Any kind of innovation disrupts the competition. In this case, there is no innovation in the product itself, but how it is delivered and at what price point. This is called Value Innovation. Your Value proposition for the asking price needs to be unique in the market if you want to raise above your competition.
I need to do a lot of improvements on my course and the product is far from perfect. But as long as I can take it to a stage where it provides higher value than the competition at a cheaper price, people are going to buy it. I have innovated value.
If I have higher quality with higher price, then it might not be enticing enough for people to buy. If I have low quality with a low price, people will not care. If I have higher quality at a lower price, people will buy. This is the law of the market and it is as good as a law as Newton’s third law.
You just need to be more appealing than your competition. But also remember to take your eyes away from the competition and focus on your customers.
The whole value innovation cycle is based on your customer’s needs and not what the competition is doing. Value innovators can create value because of their obsession with customer success, not because of their obsession in beating their competition.
Get Market Feedback with an MVP
Your new but simple product will be an MVP (Minimum Viable Product) to test if there is some real opportunity in the market.
Instead of waiting for years to launch your ‘perfect’ product into the market and burning cash on salaries and other expenses, launch the product early so that the revenue starts coming in.
Launching your product early not only eases the cash flow but it also gives you a face off with reality.
Do people really need your product?
If your Minimum Viable Product doesn’t sell in the market even if you had higher quality at a cheaper cost than the competition, then people are not refusing to buy because of your quality level. People are refusing to buy it because they don’t need it.

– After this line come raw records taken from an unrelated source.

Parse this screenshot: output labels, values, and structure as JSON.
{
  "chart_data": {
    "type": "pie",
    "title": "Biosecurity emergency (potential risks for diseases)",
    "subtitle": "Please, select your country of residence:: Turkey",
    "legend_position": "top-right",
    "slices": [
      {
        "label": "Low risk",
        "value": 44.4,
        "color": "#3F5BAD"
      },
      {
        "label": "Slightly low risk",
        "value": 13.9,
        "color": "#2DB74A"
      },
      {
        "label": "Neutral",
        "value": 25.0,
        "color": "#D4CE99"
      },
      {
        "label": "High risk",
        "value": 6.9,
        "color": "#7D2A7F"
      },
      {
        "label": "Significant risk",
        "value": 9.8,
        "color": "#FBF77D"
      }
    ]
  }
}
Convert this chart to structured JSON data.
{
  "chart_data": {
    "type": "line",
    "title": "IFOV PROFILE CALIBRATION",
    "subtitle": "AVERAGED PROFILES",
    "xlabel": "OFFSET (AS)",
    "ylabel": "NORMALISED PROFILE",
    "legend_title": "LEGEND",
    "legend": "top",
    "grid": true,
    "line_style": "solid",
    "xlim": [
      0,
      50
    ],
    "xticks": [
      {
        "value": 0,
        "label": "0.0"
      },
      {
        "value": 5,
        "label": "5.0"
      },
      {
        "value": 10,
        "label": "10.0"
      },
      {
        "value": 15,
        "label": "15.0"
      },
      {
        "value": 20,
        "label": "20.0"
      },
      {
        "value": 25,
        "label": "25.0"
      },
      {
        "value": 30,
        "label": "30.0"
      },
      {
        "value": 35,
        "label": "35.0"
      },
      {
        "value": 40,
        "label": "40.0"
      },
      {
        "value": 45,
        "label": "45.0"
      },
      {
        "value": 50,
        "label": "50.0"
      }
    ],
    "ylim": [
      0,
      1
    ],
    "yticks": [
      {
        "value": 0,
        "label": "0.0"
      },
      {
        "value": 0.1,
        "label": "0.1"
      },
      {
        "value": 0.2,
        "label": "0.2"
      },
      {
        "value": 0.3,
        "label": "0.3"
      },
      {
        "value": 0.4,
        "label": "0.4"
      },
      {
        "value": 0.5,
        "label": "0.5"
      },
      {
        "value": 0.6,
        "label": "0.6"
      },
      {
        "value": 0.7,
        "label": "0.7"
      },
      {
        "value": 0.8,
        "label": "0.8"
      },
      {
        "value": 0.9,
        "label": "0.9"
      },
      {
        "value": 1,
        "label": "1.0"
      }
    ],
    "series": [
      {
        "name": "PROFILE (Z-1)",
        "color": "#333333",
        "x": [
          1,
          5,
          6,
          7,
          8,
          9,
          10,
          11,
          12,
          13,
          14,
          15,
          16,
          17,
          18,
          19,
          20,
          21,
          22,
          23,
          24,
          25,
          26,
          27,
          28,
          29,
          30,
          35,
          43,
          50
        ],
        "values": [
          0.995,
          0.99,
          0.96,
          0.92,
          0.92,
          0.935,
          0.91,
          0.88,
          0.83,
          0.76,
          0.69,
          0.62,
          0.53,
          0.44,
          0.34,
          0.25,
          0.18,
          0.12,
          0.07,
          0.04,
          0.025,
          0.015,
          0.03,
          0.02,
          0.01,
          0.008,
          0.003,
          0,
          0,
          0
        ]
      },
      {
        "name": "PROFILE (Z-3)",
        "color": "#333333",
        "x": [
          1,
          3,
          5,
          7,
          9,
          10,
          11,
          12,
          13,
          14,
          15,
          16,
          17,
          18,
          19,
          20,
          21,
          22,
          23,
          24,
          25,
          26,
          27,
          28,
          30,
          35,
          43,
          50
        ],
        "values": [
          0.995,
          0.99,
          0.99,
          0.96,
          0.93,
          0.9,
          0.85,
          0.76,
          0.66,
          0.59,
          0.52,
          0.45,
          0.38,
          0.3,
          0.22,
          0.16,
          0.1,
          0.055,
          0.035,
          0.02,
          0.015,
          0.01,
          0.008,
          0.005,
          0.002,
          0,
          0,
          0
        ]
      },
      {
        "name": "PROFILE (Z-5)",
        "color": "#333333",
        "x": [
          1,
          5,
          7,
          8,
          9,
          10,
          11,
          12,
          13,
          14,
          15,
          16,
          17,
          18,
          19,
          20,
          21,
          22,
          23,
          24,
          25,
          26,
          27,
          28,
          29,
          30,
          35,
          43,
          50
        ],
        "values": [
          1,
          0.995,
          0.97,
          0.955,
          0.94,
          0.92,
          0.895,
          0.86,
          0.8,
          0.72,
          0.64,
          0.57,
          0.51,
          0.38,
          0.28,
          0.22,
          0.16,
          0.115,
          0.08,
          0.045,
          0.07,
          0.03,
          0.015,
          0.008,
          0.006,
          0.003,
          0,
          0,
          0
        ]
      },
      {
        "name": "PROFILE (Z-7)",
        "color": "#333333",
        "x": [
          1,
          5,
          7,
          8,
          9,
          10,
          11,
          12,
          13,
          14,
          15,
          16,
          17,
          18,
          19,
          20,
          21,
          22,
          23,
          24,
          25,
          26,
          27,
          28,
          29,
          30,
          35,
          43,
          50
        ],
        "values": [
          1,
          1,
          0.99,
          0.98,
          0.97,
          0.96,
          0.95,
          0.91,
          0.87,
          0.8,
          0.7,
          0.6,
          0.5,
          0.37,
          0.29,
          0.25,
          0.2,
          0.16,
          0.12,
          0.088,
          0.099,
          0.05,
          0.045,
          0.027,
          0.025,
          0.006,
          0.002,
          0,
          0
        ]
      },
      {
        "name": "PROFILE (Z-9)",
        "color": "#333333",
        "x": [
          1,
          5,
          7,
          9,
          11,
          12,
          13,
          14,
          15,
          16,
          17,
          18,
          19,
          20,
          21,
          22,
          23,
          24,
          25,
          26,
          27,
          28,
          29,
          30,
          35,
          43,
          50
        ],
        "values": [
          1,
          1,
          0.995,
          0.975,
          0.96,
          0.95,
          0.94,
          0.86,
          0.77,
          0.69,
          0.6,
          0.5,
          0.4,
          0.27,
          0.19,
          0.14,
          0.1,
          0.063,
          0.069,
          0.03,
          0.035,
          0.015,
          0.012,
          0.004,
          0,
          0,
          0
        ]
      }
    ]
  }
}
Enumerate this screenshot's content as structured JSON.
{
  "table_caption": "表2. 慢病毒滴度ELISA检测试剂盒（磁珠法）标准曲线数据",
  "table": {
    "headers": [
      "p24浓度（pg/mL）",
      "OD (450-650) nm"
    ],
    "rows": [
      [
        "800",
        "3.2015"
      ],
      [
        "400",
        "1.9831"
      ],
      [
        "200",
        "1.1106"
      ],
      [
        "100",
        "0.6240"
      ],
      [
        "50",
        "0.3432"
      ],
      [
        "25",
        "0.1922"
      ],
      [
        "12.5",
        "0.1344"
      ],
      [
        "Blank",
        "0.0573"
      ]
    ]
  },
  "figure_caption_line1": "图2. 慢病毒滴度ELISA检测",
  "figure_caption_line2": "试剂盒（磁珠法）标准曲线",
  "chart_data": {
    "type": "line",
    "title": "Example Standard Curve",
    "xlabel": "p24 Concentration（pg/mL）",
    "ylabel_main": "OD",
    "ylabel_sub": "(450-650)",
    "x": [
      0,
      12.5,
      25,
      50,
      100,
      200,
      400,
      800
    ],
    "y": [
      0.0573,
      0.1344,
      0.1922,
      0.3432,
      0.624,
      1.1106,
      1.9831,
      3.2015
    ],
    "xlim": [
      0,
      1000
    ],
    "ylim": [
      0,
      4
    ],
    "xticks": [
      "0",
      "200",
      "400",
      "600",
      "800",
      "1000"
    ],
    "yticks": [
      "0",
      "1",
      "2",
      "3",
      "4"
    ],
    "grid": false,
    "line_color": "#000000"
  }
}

If you are building something people don’t need (the no.1 cause of failure of startups) then people are not going to buy it even if your quality is insanely high. I can build the best and the highest quality bullock cart in the world and people wouldn’t buy it.
So build something based on what you think customers want, take it out into the market as early as possible, and get the validation you need to continue building your product.
Over time you can improve the quality of the product and the price of the product. You will be able to invest the time, money and energy to improve the product quality because you that people will be ready to pay. Your sales of minimum viable product is a solid evidence that the market is out there wanting what you are selling.
You need to have a ready, fire, and aim approach with your product cycles.
Though too much perfection is not good for growth, you cannot take the product to the market too early and with too little value. If you ship a mediocre product, you will still fail.
If the quality vs. price combination is less appealing than your competitor’s products then people are not going to buy. In this case, you will make very less sales and then no sales at all. But this doesn’t mean that there is no opportunity in the market.
Balance, is the key. To business, work and life.